CNN Senior White House Correspondent
The metaphorical ink is still barely dry on the long, flowery press release President Obama sent out last Friday reacting to the drastic budget cuts proposed by the National Commission on Fiscal Responsibility and Reform that he appointed.
"Jobs and growth are our most urgent need," the President said Friday. "But if we want an America that can compete for the jobs of tomorrow, we simply cannot allow our nation to be dragged down by our debt. We must correct our fiscal course."
What a difference three days make. On Monday Obama signed off on a tax deal that independent budget analysts I've spoken to - including Stan Collender of Qorvis Communications - believe will add as much as $900 billion to the national debt. That expense would be higher than the $814 billion Obama stimulus package from 2009 and could basically cost as much as a second stimulus package.
"Yes, absolutely," Collender said when I asked whether this will be a second stimulus package by another name. "Whether it will have as much of an impact [as the first stimulus] is another question," because of the fact that the tax deal largely keeps existing policy in place, rather than creating many new tax cuts to spark the economy.
But Collender's point was that even if this second package is not very stimulative (the Bush era tax cuts will stay in place rather than create new spending), it will cost taxpayers about the same or maybe more than the first stimulus due to the inclusion of items such as the social security tax holiday and estate tax exemption.

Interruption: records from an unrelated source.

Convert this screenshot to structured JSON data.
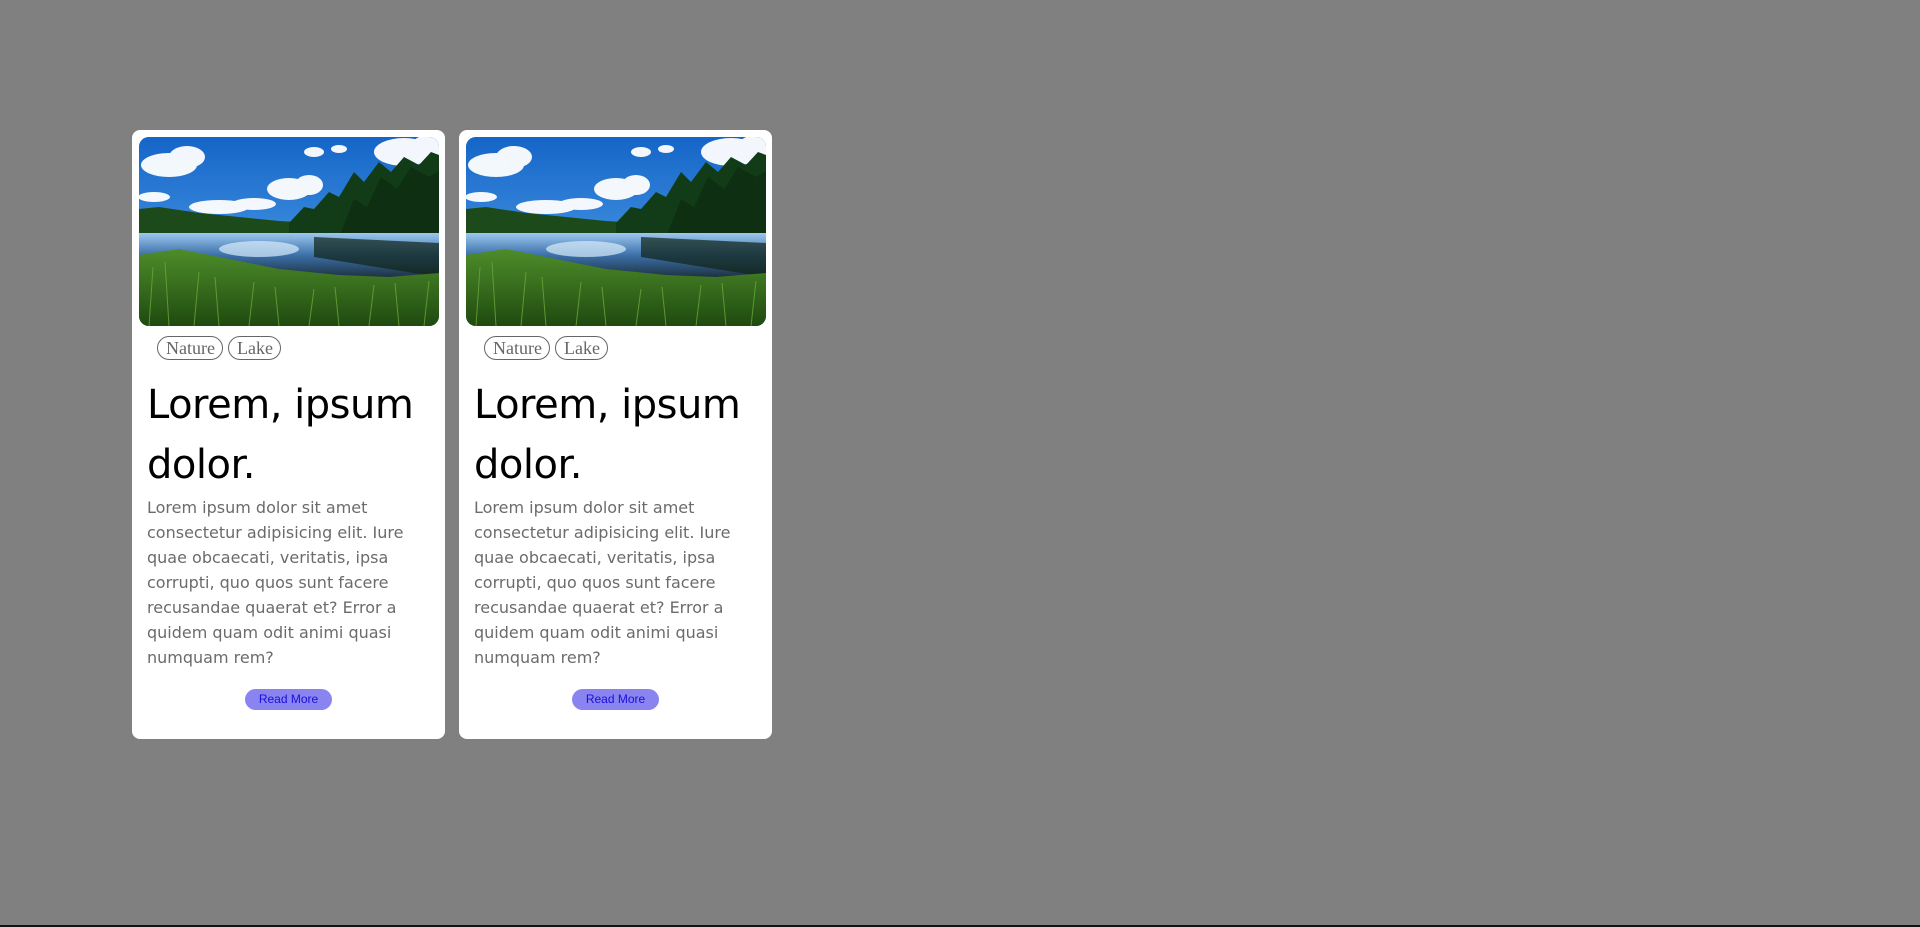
{
  "cards": [
    {
      "image_alt": "lake-landscape",
      "tags": [
        "Nature",
        "Lake"
      ],
      "title_line1": "Lorem, ipsum",
      "title_line2": "dolor.",
      "description": "Lorem ipsum dolor sit amet consectetur adipisicing elit. Iure quae obcaecati, veritatis, ipsa corrupti, quo quos sunt facere recusandae quaerat et? Error a quidem quam odit animi quasi numquam rem?",
      "button_label": "Read More"
    },
    {
      "image_alt": "lake-landscape",
      "tags": [
        "Nature",
        "Lake"
      ],
      "title_line1": "Lorem, ipsum",
      "title_line2": "dolor.",
      "description": "Lorem ipsum dolor sit amet consectetur adipisicing elit. Iure quae obcaecati, veritatis, ipsa corrupti, quo quos sunt facere recusandae quaerat et? Error a quidem quam odit animi quasi numquam rem?",
      "button_label": "Read More"
    }
  ],
  "colors": {
    "background": "#808080",
    "card": "#ffffff",
    "button_bg": "#8a84f0",
    "button_text": "#1a0fd6",
    "tag_border": "#666666",
    "description_text": "#6b6b6b"
  }
}
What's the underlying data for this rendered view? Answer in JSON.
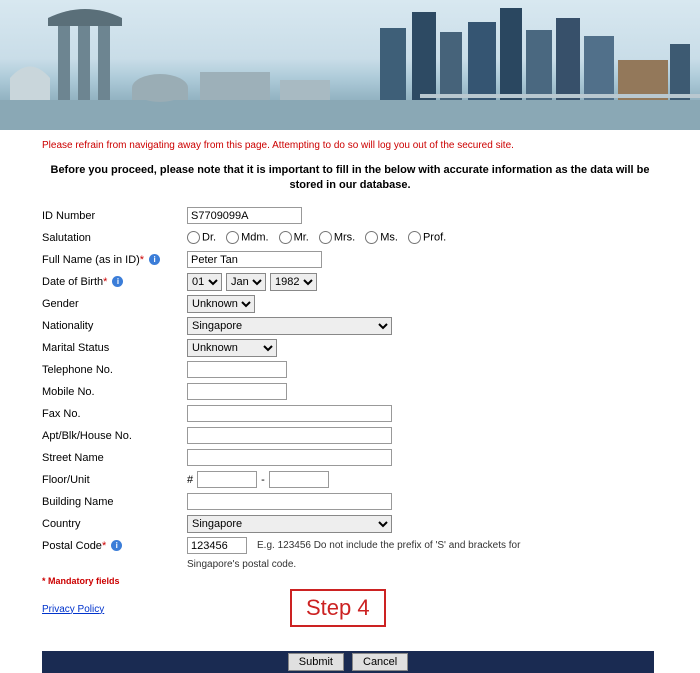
{
  "banner": {
    "alt": "Singapore skyline"
  },
  "warning": "Please refrain from navigating away from this page. Attempting to do so will log you out of the secured site.",
  "instruction": "Before you proceed, please note that it is important to fill in the below with accurate information as the data will be stored in our database.",
  "labels": {
    "id_number": "ID Number",
    "salutation": "Salutation",
    "full_name": "Full Name (as in ID)",
    "dob": "Date of Birth",
    "gender": "Gender",
    "nationality": "Nationality",
    "marital_status": "Marital Status",
    "telephone": "Telephone No.",
    "mobile": "Mobile No.",
    "fax": "Fax No.",
    "apt": "Apt/Blk/House No.",
    "street": "Street Name",
    "floor_unit": "Floor/Unit",
    "building": "Building Name",
    "country": "Country",
    "postal_code": "Postal Code"
  },
  "required_mark": "*",
  "values": {
    "id_number": "S7709099A",
    "full_name": "Peter Tan",
    "dob_day": "01",
    "dob_month": "Jan",
    "dob_year": "1982",
    "gender": "Unknown",
    "nationality": "Singapore",
    "marital_status": "Unknown",
    "telephone": "",
    "mobile": "",
    "fax": "",
    "apt": "",
    "street": "",
    "floor1": "",
    "floor2": "",
    "building": "",
    "country": "Singapore",
    "postal_code": "123456"
  },
  "salutations": {
    "dr": "Dr.",
    "mdm": "Mdm.",
    "mr": "Mr.",
    "mrs": "Mrs.",
    "ms": "Ms.",
    "prof": "Prof."
  },
  "floor_prefix": "#",
  "floor_sep": "-",
  "postal_hint": "E.g. 123456 Do not include the prefix of 'S' and brackets for",
  "postal_hint2": "Singapore's postal code.",
  "mandatory_note": "* Mandatory fields",
  "privacy_link": "Privacy Policy",
  "step_label": "Step 4",
  "buttons": {
    "submit": "Submit",
    "cancel": "Cancel"
  }
}
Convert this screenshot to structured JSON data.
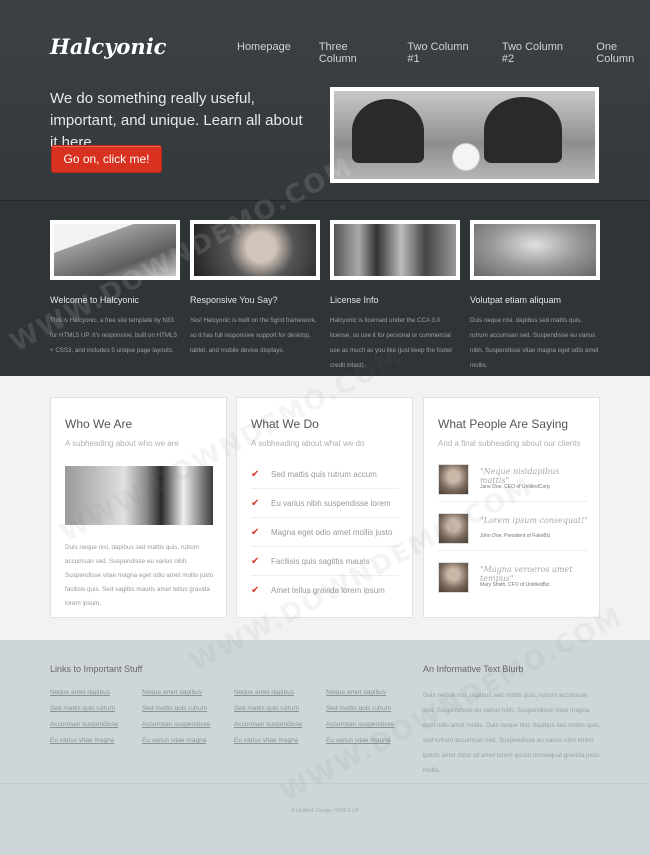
{
  "logo": "Halcyonic",
  "nav": [
    "Homepage",
    "Three Column",
    "Two Column #1",
    "Two Column #2",
    "One Column"
  ],
  "hero": {
    "text": "We do something really useful, important, and unique. Learn all about it here ...",
    "button": "Go on, click me!"
  },
  "features": [
    {
      "title": "Welcome to Halcyonic",
      "text": "This is Halcyonic, a free site template by N33 for HTML5 UP. It's responsive, built on HTML5 + CSS3, and includes 5 unique page layouts."
    },
    {
      "title": "Responsive You Say?",
      "text": "Yes! Halcyonic is built on the 5grid framework, so it has full responsive support for desktop, tablet, and mobile device displays."
    },
    {
      "title": "License Info",
      "text": "Halcyonic is licensed under the CCA 3.0 license, so use it for personal or commercial use as much as you like (just keep the footer credit intact)."
    },
    {
      "title": "Volutpat etiam aliquam",
      "text": "Duis neque nisi, dapibus sed mattis quis, rutrum accumsan sed. Suspendisse eu varius nibh. Suspendisse vitae magna eget odio amet mollis."
    }
  ],
  "who": {
    "title": "Who We Are",
    "subtitle": "A subheading about who we are",
    "text": "Duis neque nisi, dapibus sed mattis quis, rutrum accumsan sed. Suspendisse eu varius nibh. Suspendisse vitae magna eget odio amet mollis justo facilisis quis. Sed sagittis mauris amet tellus gravida lorem ipsum."
  },
  "what": {
    "title": "What We Do",
    "subtitle": "A subheading about what we do",
    "items": [
      "Sed mattis quis rutrum accum",
      "Eu varius nibh suspendisse lorem",
      "Magna eget odio amet mollis justo",
      "Facilisis quis sagittis mauris",
      "Amet tellus gravida lorem ipsum"
    ]
  },
  "testimonials": {
    "title": "What People Are Saying",
    "subtitle": "And a final subheading about our clients",
    "items": [
      {
        "quote": "\"Neque nisidapibus mattis\"",
        "name": "Jane Doe, CEO of UntitledCorp"
      },
      {
        "quote": "\"Lorem ipsum consequat!\"",
        "name": "John Doe, President of FakeBiz"
      },
      {
        "quote": "\"Magna veroeros amet tempus\"",
        "name": "Mary Smith, CFO of UntitledBiz"
      }
    ]
  },
  "footer": {
    "links_title": "Links to Important Stuff",
    "links": [
      [
        "Neque amet dapibus",
        "Neque amet dapibus",
        "Neque amet dapibus",
        "Neque amet dapibus"
      ],
      [
        "Sed mattis quis rutrum",
        "Sed mattis quis rutrum",
        "Sed mattis quis rutrum",
        "Sed mattis quis rutrum"
      ],
      [
        "Accumsan suspendisse",
        "Accumsan suspendisse",
        "Accumsan suspendisse",
        "Accumsan suspendisse"
      ],
      [
        "Eu varius vitae magna",
        "Eu varius vitae magna",
        "Eu varius vitae magna",
        "Eu varius vitae magna"
      ]
    ],
    "blurb_title": "An Informative Text Blurb",
    "blurb": "Duis neque nisi, dapibus sed mattis quis, rutrum accumsan sed. Suspendisse eu varius nibh. Suspendisse vitae magna eget odio amet mollis. Duis neque nisi, dapibus sed mattis quis, sed rutrum accumsan sed. Suspendisse eu varius nibh lorem ipsum amet dolor sit amet lorem ipsum consequat gravida justo mollis.",
    "copyright": "© Untitled. Design: HTML5 UP"
  },
  "watermark": "WWW.DOWNDEMO.COM",
  "colors": {
    "accent": "#d8311f",
    "check": "#d63a2c"
  }
}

It's no wonder then that even while the president acknowledged there will need to be "hard choices" about government spending in the days ahead when he addressed reporters on Monday, he essentially said that difficult conversation will wait for another day down the road because the bipartisan tax deal was too good to resist.
"It's the right thing to do for jobs," Obama said. "It's the right thing to do for the middle class. It is the right thing to do for business. And it's the right thing to do for our economy. It offers us an opportunity that we need to seize."